1.10.11

How to Ruin Your Own Movie: Dead Space: Aftermath Edition


I don't know why I'm surprised that two films in the same series would use the same terrible device, but here we are, ruining things again. At first, I thought the film was going to be clever, and show the actual 'Aftermath' of a Dead Space incident, seeing as things open with characters gathered in the heart of a spaceship, having recently resolved whatever it is their problem was.



At fist it seems like the movie is going to be about what happens next to all of these people - but that quickly gets tossed aside in favor of a structure where an interrogator asks them what happened in the plot of the film, and each one tells their own part of the story (each rendered in a different art style).

Which wouldn't be terrible except for two things:

1: We already know what happened in the story - everyone on the ship except for the four of them were killed, but they managed to destroy a thing that saved the day. This means that everything they do feels a little pointless, and every death a fait accomplit.

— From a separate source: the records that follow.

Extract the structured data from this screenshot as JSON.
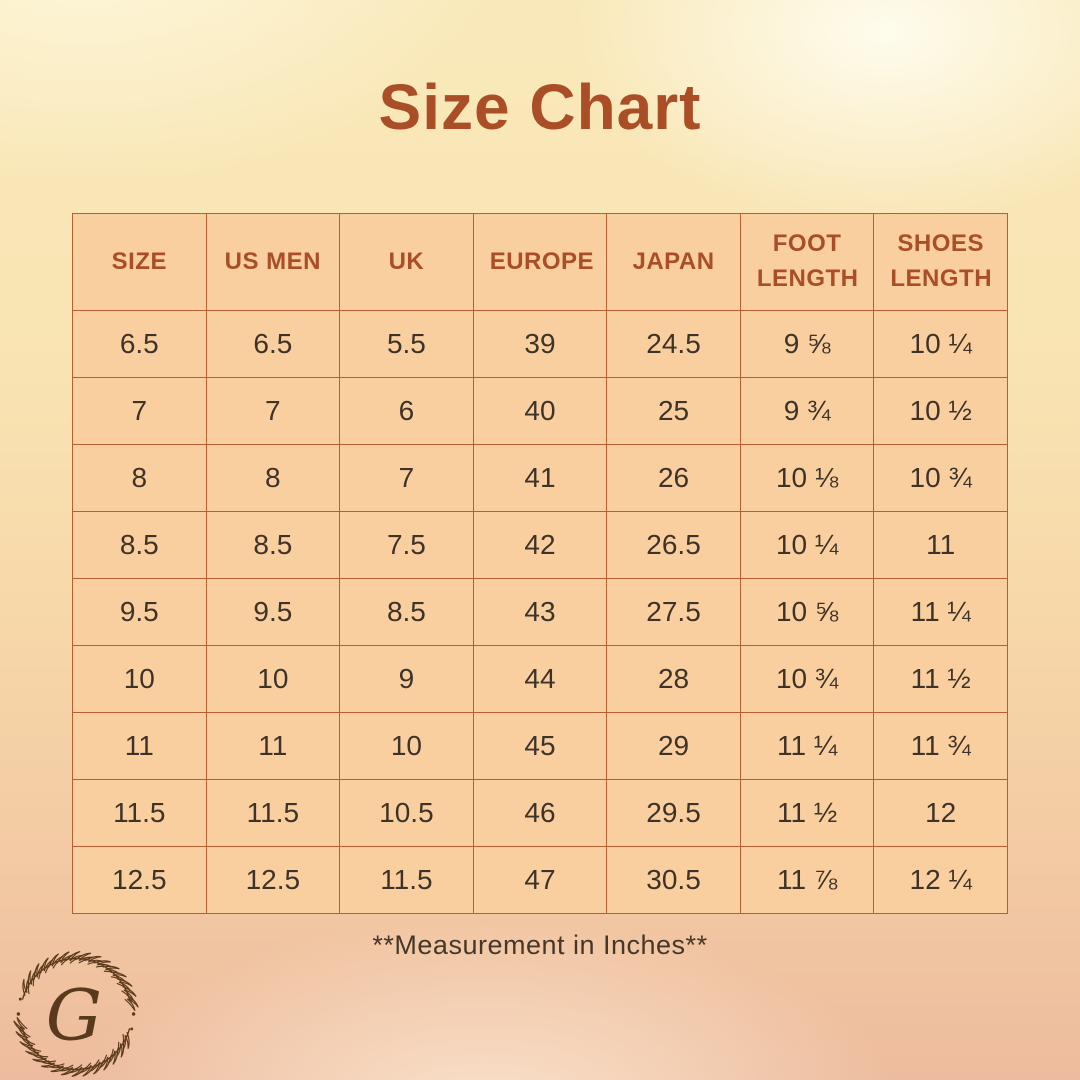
{
  "page": {
    "title": "Size Chart",
    "footnote": "**Measurement in Inches**"
  },
  "logo": {
    "monogram": "G"
  },
  "colors": {
    "title_text": "#a94e27",
    "header_text": "#a94e27",
    "cell_text": "#3e3328",
    "table_fill": "#facfa0",
    "table_border": "#b95e33",
    "background_top": "#f9e9ba",
    "background_bottom": "#edbc9e",
    "logo_brown": "#5d3b1d"
  },
  "chart_data": {
    "type": "table",
    "title": "Size Chart",
    "note": "**Measurement in Inches**",
    "columns": [
      "SIZE",
      "US MEN",
      "UK",
      "EUROPE",
      "JAPAN",
      "FOOT LENGTH",
      "SHOES LENGTH"
    ],
    "rows": [
      [
        "6.5",
        "6.5",
        "5.5",
        "39",
        "24.5",
        "9 ⅝",
        "10 ¼"
      ],
      [
        "7",
        "7",
        "6",
        "40",
        "25",
        "9 ¾",
        "10 ½"
      ],
      [
        "8",
        "8",
        "7",
        "41",
        "26",
        "10 ⅛",
        "10 ¾"
      ],
      [
        "8.5",
        "8.5",
        "7.5",
        "42",
        "26.5",
        "10 ¼",
        "11"
      ],
      [
        "9.5",
        "9.5",
        "8.5",
        "43",
        "27.5",
        "10 ⅝",
        "11 ¼"
      ],
      [
        "10",
        "10",
        "9",
        "44",
        "28",
        "10 ¾",
        "11 ½"
      ],
      [
        "11",
        "11",
        "10",
        "45",
        "29",
        "11 ¼",
        "11 ¾"
      ],
      [
        "11.5",
        "11.5",
        "10.5",
        "46",
        "29.5",
        "11 ½",
        "12"
      ],
      [
        "12.5",
        "12.5",
        "11.5",
        "47",
        "30.5",
        "11 ⅞",
        "12 ¼"
      ]
    ]
  }
}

2: The 'everyone has a part of the story' thing is completely misused, and has no real value. The main action of the film features all four characters running around as a group, trying to accomplish goals. As a result, all four of them know everything that happened on the ship. They don't have their own 'parts' of the story, and there's no reason each one can't tell the whole thing, yet the movie is parceled out into four sections in chronological order for no good reason. Well, other than to have the framing device eat up running time.

That's the real kicker which makes the whole film so frustrating. The 'after the end' framing device removes all drama and surprise from the film, and replaces it with absolutely nothing. It's not like we need to be told that a 'rescue' from a situation like this isn't going to turn out well - all you have to do is watch Alien 3 - the guys from the corporation are never there to help. What makes the whole thing worse is that at the end of the very first flashback the villains lay it all out on the line - all they need are people who have touched the marker, everyone else is expendable. Since either fate is essentially death, just twenty minutes into the movie the last surprise has been sprung, and we can commence ignoring the thing.

Look, I know Palmiotti and Grey are overly fond of this device. To a fault. To like, seven faults. That doesn't mean that people working on the sequel to something they wrote have to use that same device. It didn't work there, why did you think it was going to work here?